Einheitlichkeit als Problem
Der Osten wird als Einheit behandelt: "Das wird immer unter dem Begriff subsumiert und nicht wirklich differenziert. Das ist das, was eigentlich gleichgeblieben ist." Das Bild von Ostdeutschland sei in den Geschichtsbüchern recht einheitlich gewesen: Ostblockhäuser, graubrauner Putz, unbefestigte Straßen und Gehsteige.
"Wenn jemand einen starken thüringischen oder sächsischen Dialekt hat, dann wird oft gesagt: Oh Gott, das kann man sich ja gar nicht anhören."
Fanny bezeichnet sich als "mehr oder weniger Zugezogene". Ihre familiären Wurzeln in Thüringen sind für sie identitätsstiftend, sagt sie. Sie hat die frühe Kindergartenzeit dort verbracht, häufig die Großeltern besucht und auch die Hälfte der Familie ihres Mannes ist thüringisch.
Spuren regionaler Identitäten
Heute ist die ehemalige innerdeutsche Grenze für sie recht nah und das Einzugsgebiet ihrer Praxis groß. Sie hat beruflich mit Patientinnen und Patienten aus Thüringen und Sachsen zu tun.
"Ich verstehe mich auch als Thüringerin, die hier in Oberfranken aufgewachsen ist und mittlerweile auch lebt und arbeitet."
Fanny hat das Gefühl, dass in den Geschichtsbüchern, die sie als Schülerin verwendet hat, kaum Menschen aus Ostdeutschland zu Wort gekommen sind. Diese wurden in eine Opferrolle gesteckt, sagt sie. Zuletzt ist Fanny die vereinfachende Ost-West-Trennung auf Deutschlandkarten mit den Ergebnissen der Bundestagswahl begegnet – dann verbunden mit dem Thema Rechtsextremismus: "Ostdeutschland blau und der Rest Deutschlands schwarz dargestellt."
Emanzipation als Unterschied
Ein Unterschied, den Fanny wirklich im Rückblick benennt ist, dass die Rolle der Frau bezogen auf ihre Familie eine andere war als in weiten Teilen der oberfränkischen Umgebung. "Meine Mama arbeitet oder hat immer gearbeitet", sagt Fanny und: "Meine Mutter erzählt, dass das für Verwunderung gesorgt hat, dass sie zwei kleine Kinder hat und trotzdem arbeitet."
Der Soziologe Daniel Kubiak findet es auffällig, dass sich die Anfragen, die er um den Tag der Deutschen Einheit bekommt, stets mit Ostdeutschland und den Ostdeutschen beschäftigen.
Er arbeitet am Berliner Institut für empirische Integrations- und Migrationsforschung und vermutet: "Wenn ich sagen würde: Lasst uns doch über die Westdeutschen reden, dann weiß ich, dass ich sofort Widerspruch bekommen und mir gesagt wird: Aber die Westdeutschen gibt es doch gar nicht."
Schon dieser Umstand zeige, dass Westdeutschland als Norm wahrgenommen werde. "Es ist schon interessant, warum wir gleichzeitig in den letzten 35 Jahren viel weniger in Frage gestellt haben, ob es die Ostdeutschen gibt."
"Das Westdeutsche gibt es ja in der Form nicht, aber das Westdeutsche wird als die Norm wahrgenommen."
Statt mit der vielfach bemühten Metapher das Zusammenwachsen zweier Gesellschaften zu feiern, sei es hilfreicher, die Vielfalt des Ergebnisses dieser gesellschaftlichen Transformation mit einem Tag der deutschen Vielfalt zu begehen.
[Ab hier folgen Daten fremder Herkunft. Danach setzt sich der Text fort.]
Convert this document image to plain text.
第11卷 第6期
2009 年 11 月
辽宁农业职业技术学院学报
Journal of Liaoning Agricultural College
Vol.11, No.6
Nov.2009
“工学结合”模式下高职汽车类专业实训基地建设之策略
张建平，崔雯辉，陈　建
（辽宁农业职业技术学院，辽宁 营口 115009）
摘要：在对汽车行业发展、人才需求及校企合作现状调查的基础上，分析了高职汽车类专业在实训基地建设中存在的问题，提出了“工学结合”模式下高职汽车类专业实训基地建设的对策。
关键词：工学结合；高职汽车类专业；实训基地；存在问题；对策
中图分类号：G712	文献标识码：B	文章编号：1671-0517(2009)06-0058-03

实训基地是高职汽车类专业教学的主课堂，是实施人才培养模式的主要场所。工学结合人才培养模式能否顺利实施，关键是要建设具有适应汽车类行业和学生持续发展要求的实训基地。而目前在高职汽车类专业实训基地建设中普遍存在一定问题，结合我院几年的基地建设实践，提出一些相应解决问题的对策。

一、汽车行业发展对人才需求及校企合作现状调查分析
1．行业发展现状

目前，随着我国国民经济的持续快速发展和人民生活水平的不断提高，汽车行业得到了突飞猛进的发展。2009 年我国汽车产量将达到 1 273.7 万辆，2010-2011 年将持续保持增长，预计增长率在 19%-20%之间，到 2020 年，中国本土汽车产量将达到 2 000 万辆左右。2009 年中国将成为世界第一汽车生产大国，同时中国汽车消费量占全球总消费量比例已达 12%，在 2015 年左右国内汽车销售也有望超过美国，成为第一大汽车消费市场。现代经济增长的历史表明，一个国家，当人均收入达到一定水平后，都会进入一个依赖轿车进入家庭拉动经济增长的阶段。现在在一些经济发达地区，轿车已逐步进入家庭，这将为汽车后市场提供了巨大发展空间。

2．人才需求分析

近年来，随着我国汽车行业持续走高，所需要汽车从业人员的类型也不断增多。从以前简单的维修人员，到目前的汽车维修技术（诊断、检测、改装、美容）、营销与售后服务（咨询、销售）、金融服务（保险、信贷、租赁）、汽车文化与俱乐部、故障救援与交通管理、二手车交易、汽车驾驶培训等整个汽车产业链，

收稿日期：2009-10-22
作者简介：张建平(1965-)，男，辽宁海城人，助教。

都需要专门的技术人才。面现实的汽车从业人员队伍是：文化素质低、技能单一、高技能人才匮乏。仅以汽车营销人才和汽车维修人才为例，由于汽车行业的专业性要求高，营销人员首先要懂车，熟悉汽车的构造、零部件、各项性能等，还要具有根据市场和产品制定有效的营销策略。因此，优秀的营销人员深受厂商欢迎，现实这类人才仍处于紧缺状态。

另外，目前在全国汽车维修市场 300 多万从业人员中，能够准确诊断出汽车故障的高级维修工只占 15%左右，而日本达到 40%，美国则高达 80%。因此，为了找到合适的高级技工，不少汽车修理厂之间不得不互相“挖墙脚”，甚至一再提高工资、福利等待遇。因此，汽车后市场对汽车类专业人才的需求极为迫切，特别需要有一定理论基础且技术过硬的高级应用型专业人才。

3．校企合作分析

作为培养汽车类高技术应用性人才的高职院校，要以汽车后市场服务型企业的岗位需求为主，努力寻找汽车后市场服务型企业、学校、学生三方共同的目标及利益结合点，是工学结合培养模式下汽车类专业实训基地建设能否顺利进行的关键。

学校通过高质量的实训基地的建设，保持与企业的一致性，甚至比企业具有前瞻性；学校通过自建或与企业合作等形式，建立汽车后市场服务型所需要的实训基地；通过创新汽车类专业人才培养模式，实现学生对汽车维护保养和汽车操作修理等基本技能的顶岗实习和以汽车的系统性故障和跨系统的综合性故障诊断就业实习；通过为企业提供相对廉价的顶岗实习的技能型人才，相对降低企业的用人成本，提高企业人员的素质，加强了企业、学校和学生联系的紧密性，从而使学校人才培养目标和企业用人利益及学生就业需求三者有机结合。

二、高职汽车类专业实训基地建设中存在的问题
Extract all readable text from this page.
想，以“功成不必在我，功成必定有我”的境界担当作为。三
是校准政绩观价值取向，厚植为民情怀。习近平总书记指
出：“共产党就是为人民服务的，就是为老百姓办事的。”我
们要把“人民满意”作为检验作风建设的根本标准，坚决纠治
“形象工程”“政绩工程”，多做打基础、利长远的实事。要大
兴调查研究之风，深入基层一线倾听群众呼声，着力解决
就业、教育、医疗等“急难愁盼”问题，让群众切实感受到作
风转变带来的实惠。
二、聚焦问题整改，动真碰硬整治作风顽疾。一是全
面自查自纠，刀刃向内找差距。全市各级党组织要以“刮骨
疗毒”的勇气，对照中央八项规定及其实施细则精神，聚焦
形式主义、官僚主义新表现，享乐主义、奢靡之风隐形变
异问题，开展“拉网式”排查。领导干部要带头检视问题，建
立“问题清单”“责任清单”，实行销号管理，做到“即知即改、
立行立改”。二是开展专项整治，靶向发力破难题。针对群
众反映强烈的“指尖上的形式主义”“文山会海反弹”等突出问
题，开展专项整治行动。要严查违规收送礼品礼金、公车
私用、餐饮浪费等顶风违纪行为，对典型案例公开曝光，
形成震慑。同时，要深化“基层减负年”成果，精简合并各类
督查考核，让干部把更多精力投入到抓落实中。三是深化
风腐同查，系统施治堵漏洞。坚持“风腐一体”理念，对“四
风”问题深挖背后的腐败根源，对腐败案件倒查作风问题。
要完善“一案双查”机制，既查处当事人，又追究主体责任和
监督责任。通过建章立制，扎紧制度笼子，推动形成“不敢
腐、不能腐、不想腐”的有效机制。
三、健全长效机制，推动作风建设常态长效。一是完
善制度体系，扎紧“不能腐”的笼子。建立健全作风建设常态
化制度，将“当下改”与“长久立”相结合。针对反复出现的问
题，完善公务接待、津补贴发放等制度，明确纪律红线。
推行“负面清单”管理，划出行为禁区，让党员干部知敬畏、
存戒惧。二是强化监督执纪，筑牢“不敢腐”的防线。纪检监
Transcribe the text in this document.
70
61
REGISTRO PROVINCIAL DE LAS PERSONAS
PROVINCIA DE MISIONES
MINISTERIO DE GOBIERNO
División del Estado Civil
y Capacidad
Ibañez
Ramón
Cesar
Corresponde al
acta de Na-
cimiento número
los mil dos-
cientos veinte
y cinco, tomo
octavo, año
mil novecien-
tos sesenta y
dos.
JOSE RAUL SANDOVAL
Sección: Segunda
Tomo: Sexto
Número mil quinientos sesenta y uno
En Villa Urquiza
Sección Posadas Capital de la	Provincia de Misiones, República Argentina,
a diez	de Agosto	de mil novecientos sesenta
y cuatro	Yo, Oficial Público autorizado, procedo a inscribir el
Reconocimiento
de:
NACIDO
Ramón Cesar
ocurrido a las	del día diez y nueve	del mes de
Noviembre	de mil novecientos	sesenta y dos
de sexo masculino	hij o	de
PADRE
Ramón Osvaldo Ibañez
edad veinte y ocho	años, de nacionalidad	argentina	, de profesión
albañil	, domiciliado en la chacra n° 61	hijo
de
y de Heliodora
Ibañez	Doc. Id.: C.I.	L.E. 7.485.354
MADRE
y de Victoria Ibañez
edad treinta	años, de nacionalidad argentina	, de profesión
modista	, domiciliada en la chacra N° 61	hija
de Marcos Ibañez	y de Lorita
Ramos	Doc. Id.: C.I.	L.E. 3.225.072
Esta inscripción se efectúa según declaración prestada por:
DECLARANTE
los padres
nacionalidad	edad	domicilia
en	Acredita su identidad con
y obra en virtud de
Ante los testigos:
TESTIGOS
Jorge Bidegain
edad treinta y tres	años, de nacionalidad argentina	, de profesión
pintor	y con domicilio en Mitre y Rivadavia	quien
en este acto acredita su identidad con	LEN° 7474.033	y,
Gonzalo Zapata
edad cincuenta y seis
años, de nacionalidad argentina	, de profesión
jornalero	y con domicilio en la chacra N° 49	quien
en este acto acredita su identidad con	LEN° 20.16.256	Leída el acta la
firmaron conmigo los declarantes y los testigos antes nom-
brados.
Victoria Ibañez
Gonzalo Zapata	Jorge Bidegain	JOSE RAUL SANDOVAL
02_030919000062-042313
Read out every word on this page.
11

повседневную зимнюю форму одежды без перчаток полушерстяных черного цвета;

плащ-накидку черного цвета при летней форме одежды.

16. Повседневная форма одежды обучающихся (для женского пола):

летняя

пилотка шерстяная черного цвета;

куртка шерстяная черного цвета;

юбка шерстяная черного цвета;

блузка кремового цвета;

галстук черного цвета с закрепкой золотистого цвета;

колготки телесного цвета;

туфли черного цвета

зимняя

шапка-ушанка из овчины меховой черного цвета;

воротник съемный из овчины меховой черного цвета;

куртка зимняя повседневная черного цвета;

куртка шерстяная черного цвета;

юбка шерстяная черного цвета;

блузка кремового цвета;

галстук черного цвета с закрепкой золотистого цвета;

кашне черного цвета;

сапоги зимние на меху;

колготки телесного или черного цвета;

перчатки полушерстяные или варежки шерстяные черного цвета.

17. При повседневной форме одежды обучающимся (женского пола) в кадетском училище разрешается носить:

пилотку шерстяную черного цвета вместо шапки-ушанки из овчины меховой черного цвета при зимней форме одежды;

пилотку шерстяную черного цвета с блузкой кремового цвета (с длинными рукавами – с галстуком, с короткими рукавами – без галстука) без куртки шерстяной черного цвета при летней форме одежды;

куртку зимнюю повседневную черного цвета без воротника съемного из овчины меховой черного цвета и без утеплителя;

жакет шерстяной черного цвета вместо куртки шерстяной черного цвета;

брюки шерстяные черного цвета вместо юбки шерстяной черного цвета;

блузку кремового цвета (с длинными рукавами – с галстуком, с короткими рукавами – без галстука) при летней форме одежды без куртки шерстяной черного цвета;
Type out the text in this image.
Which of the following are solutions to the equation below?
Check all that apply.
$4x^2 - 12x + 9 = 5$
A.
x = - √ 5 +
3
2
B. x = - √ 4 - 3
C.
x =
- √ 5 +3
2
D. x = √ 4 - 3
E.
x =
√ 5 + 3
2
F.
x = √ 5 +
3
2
"Ich plädiere für den Tag der deutschen Vielfalt, weil ich glaube, das würde vieles einfacher machen."
Eine ziemlich vielfältige deutsche Gesellschaft habe doch in den vergangenen rund 35 Jahren seit der Wiedervereinigung eine ganze Reihe großer gemeinsamer Veränderungen durchlaufen. Der Soziologe nennt schlaglichthaft: die Diskussion um den Klimawandel, den Abbau der Atomkraftwerke, den Kohleausstieg, die Existenz und Allgegenwart von Smartphones, das Zusammenrücken des Schengen-Raums.
"Deutschland ist historisch und heute – noch viel mehr als jemals – ein sehr vielfältiges Land."